Nevertheless, the work has limitations that suggest avenues for future research. The current model assumes static network topology and traffic patterns; dynamic environments with fading channels, mobility, or varying battery levels would require an adaptive mechanism that updates the potential function parameters (α, β) on‑the‑fly. Moreover, the discrete power sets considered are relatively coarse; emerging radios with finer granularity or continuous‑adjustment capabilities could be integrated to reduce quantization error further. Finally, extending the framework to incorporate additional QoS metrics such as latency, throughput, or fairness would broaden its applicability to heterogeneous IoT deployments.

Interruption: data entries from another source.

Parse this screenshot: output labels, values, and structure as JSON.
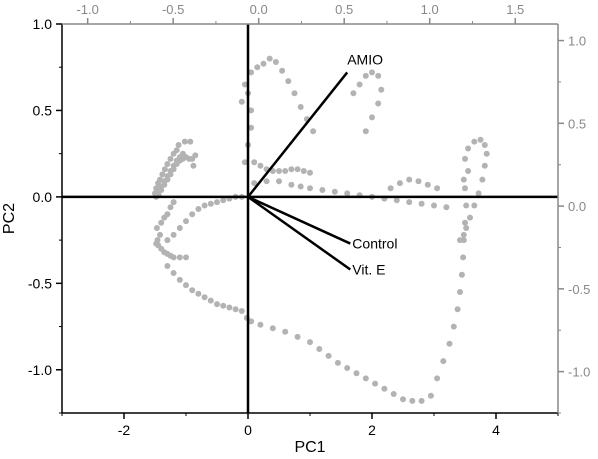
{
  "chart_data": {
    "type": "scatter",
    "title": "",
    "xlabel": "PC1",
    "ylabel": "PC2",
    "xlim": [
      -3,
      5
    ],
    "ylim": [
      -1.25,
      1.0
    ],
    "xticks": [
      -2,
      0,
      2,
      4
    ],
    "xtick_labels": [
      "-2",
      "0",
      "2",
      "4"
    ],
    "yticks": [
      -1.0,
      -0.5,
      0.0,
      0.5,
      1.0
    ],
    "ytick_labels": [
      "-1.0",
      "-0.5",
      "0.0",
      "0.5",
      "1.0"
    ],
    "top_axis": {
      "lim": [
        -1.15,
        1.75
      ],
      "ticks": [
        -1.0,
        -0.5,
        0.0,
        0.5,
        1.0,
        1.5
      ],
      "tick_labels": [
        "-1.0",
        "-0.5",
        "0.0",
        "0.5",
        "1.0",
        "1.5"
      ],
      "color": "#888888"
    },
    "right_axis": {
      "lim": [
        -1.25,
        1.1
      ],
      "ticks": [
        -1.0,
        -0.5,
        0.0,
        0.5,
        1.0
      ],
      "tick_labels": [
        "-1.0",
        "-0.5",
        "0.0",
        "0.5",
        "1.0"
      ],
      "color": "#888888"
    },
    "grid": false,
    "point_color": "#b3b3b3",
    "loadings": [
      {
        "label": "AMIO",
        "x": 1.6,
        "y": 0.72
      },
      {
        "label": "Control",
        "x": 1.65,
        "y": -0.27
      },
      {
        "label": "Vit. E",
        "x": 1.65,
        "y": -0.42
      }
    ],
    "series": [
      {
        "points": [
          [
            -1.5,
            0.02
          ],
          [
            -1.48,
            0.05
          ],
          [
            -1.45,
            0.08
          ],
          [
            -1.42,
            0.1
          ],
          [
            -1.38,
            0.13
          ],
          [
            -1.34,
            0.16
          ],
          [
            -1.3,
            0.19
          ],
          [
            -1.25,
            0.22
          ],
          [
            -1.2,
            0.25
          ],
          [
            -1.15,
            0.27
          ],
          [
            -1.48,
            0.0
          ],
          [
            -1.45,
            0.03
          ],
          [
            -1.4,
            0.06
          ],
          [
            -1.35,
            0.09
          ],
          [
            -1.3,
            0.12
          ],
          [
            -1.25,
            0.15
          ],
          [
            -1.2,
            0.18
          ],
          [
            -1.15,
            0.21
          ],
          [
            -1.1,
            0.23
          ],
          [
            -1.05,
            0.25
          ],
          [
            -1.44,
            0.01
          ],
          [
            -1.4,
            0.04
          ],
          [
            -1.35,
            0.07
          ],
          [
            -1.3,
            0.1
          ],
          [
            -1.25,
            0.13
          ],
          [
            -1.2,
            0.16
          ],
          [
            -1.15,
            0.19
          ],
          [
            -1.1,
            0.21
          ],
          [
            -1.05,
            0.22
          ],
          [
            -1.0,
            0.23
          ],
          [
            -0.95,
            0.22
          ],
          [
            -0.9,
            0.22
          ],
          [
            -0.88,
            0.18
          ],
          [
            -0.85,
            0.24
          ],
          [
            -1.12,
            0.3
          ],
          [
            -1.02,
            0.32
          ],
          [
            -0.93,
            0.32
          ],
          [
            -1.46,
            -0.25
          ],
          [
            -1.45,
            -0.28
          ],
          [
            -1.4,
            -0.3
          ],
          [
            -1.35,
            -0.32
          ],
          [
            -1.3,
            -0.33
          ],
          [
            -1.25,
            -0.34
          ],
          [
            -1.2,
            -0.35
          ],
          [
            -1.1,
            -0.35
          ],
          [
            -1.0,
            -0.35
          ],
          [
            -1.42,
            -0.22
          ],
          [
            -1.47,
            -0.18
          ],
          [
            -1.4,
            -0.15
          ],
          [
            -1.35,
            -0.12
          ],
          [
            -1.3,
            -0.1
          ],
          [
            -1.25,
            -0.06
          ],
          [
            -1.2,
            -0.03
          ],
          [
            -1.48,
            -0.27
          ],
          [
            -1.3,
            -0.25
          ],
          [
            -1.2,
            -0.22
          ],
          [
            -1.1,
            -0.18
          ],
          [
            -1.0,
            -0.14
          ],
          [
            -0.9,
            -0.1
          ],
          [
            -0.8,
            -0.07
          ],
          [
            -0.7,
            -0.05
          ],
          [
            -0.6,
            -0.04
          ],
          [
            -0.5,
            -0.03
          ],
          [
            -0.4,
            -0.02
          ],
          [
            -0.3,
            -0.01
          ],
          [
            -0.2,
            0.0
          ],
          [
            -0.1,
            0.0
          ],
          [
            -1.3,
            -0.4
          ],
          [
            -1.2,
            -0.44
          ],
          [
            -1.1,
            -0.48
          ],
          [
            -1.0,
            -0.51
          ],
          [
            -0.9,
            -0.54
          ],
          [
            -0.8,
            -0.56
          ],
          [
            -0.7,
            -0.58
          ],
          [
            -0.6,
            -0.6
          ],
          [
            -0.5,
            -0.62
          ],
          [
            -0.4,
            -0.63
          ],
          [
            -0.3,
            -0.64
          ],
          [
            -0.2,
            -0.65
          ],
          [
            -0.1,
            -0.66
          ],
          [
            -0.02,
            -0.7
          ],
          [
            0.05,
            -0.72
          ],
          [
            0.2,
            -0.74
          ],
          [
            0.4,
            -0.76
          ],
          [
            0.6,
            -0.78
          ],
          [
            0.8,
            -0.81
          ],
          [
            1.0,
            -0.84
          ],
          [
            1.15,
            -0.88
          ],
          [
            1.3,
            -0.92
          ],
          [
            1.45,
            -0.96
          ],
          [
            1.6,
            -0.99
          ],
          [
            1.75,
            -1.02
          ],
          [
            1.9,
            -1.05
          ],
          [
            2.05,
            -1.08
          ],
          [
            2.2,
            -1.11
          ],
          [
            2.35,
            -1.14
          ],
          [
            2.5,
            -1.17
          ],
          [
            2.65,
            -1.18
          ],
          [
            2.8,
            -1.18
          ],
          [
            2.95,
            -1.15
          ],
          [
            3.05,
            -1.05
          ],
          [
            3.15,
            -0.95
          ],
          [
            3.25,
            -0.85
          ],
          [
            3.32,
            -0.75
          ],
          [
            3.38,
            -0.65
          ],
          [
            3.42,
            -0.55
          ],
          [
            3.45,
            -0.45
          ],
          [
            3.47,
            -0.35
          ],
          [
            3.48,
            -0.25
          ],
          [
            3.5,
            -0.15
          ],
          [
            3.52,
            -0.05
          ],
          [
            3.5,
            0.05
          ],
          [
            3.48,
            0.1
          ],
          [
            3.55,
            0.15
          ],
          [
            3.5,
            0.22
          ],
          [
            3.55,
            0.28
          ],
          [
            3.65,
            0.32
          ],
          [
            3.75,
            0.33
          ],
          [
            3.82,
            0.3
          ],
          [
            3.85,
            0.25
          ],
          [
            3.82,
            0.18
          ],
          [
            3.78,
            0.1
          ],
          [
            3.72,
            0.02
          ],
          [
            3.65,
            -0.05
          ],
          [
            3.58,
            -0.12
          ],
          [
            3.52,
            -0.18
          ],
          [
            3.48,
            -0.22
          ],
          [
            3.42,
            -0.25
          ],
          [
            0.1,
            0.08
          ],
          [
            0.3,
            0.09
          ],
          [
            0.5,
            0.09
          ],
          [
            0.7,
            0.07
          ],
          [
            0.85,
            0.06
          ],
          [
            1.0,
            0.05
          ],
          [
            1.2,
            0.04
          ],
          [
            1.4,
            0.03
          ],
          [
            1.6,
            0.02
          ],
          [
            1.8,
            0.01
          ],
          [
            2.0,
            0.0
          ],
          [
            2.2,
            -0.01
          ],
          [
            2.4,
            -0.02
          ],
          [
            2.6,
            -0.03
          ],
          [
            2.8,
            -0.04
          ],
          [
            3.0,
            -0.05
          ],
          [
            3.2,
            -0.06
          ],
          [
            2.3,
            0.05
          ],
          [
            2.45,
            0.08
          ],
          [
            2.6,
            0.1
          ],
          [
            2.75,
            0.09
          ],
          [
            2.9,
            0.07
          ],
          [
            3.05,
            0.05
          ],
          [
            0.0,
            0.6
          ],
          [
            0.05,
            0.5
          ],
          [
            0.05,
            0.4
          ],
          [
            0.0,
            0.3
          ],
          [
            -0.05,
            0.2
          ],
          [
            0.1,
            0.2
          ],
          [
            0.2,
            0.18
          ],
          [
            0.3,
            0.16
          ],
          [
            0.4,
            0.15
          ],
          [
            0.5,
            0.15
          ],
          [
            0.6,
            0.15
          ],
          [
            0.7,
            0.16
          ],
          [
            0.8,
            0.16
          ],
          [
            0.9,
            0.15
          ],
          [
            1.0,
            0.14
          ],
          [
            -0.1,
            0.55
          ],
          [
            -0.05,
            0.65
          ],
          [
            0.05,
            0.72
          ],
          [
            0.15,
            0.75
          ],
          [
            0.25,
            0.77
          ],
          [
            0.35,
            0.8
          ],
          [
            0.45,
            0.78
          ],
          [
            0.55,
            0.73
          ],
          [
            0.65,
            0.67
          ],
          [
            0.75,
            0.6
          ],
          [
            0.85,
            0.52
          ],
          [
            0.95,
            0.45
          ],
          [
            1.05,
            0.38
          ],
          [
            1.7,
            0.6
          ],
          [
            1.8,
            0.65
          ],
          [
            1.9,
            0.7
          ],
          [
            2.0,
            0.72
          ],
          [
            2.1,
            0.7
          ],
          [
            2.15,
            0.62
          ],
          [
            2.1,
            0.54
          ],
          [
            2.0,
            0.46
          ],
          [
            1.9,
            0.38
          ]
        ]
      }
    ]
  }
}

In conclusion, the study demonstrates that a rigorously derived continuous Nash equilibrium for power control can be practically realized in real WSN hardware through careful mapping to discrete power levels, yielding measurable improvements in reliability and energy sustainability. This bridges the gap between theoretical game‑theoretic optimization and the constraints of low‑power sensor platforms, offering a promising direction for future energy‑aware protocol design.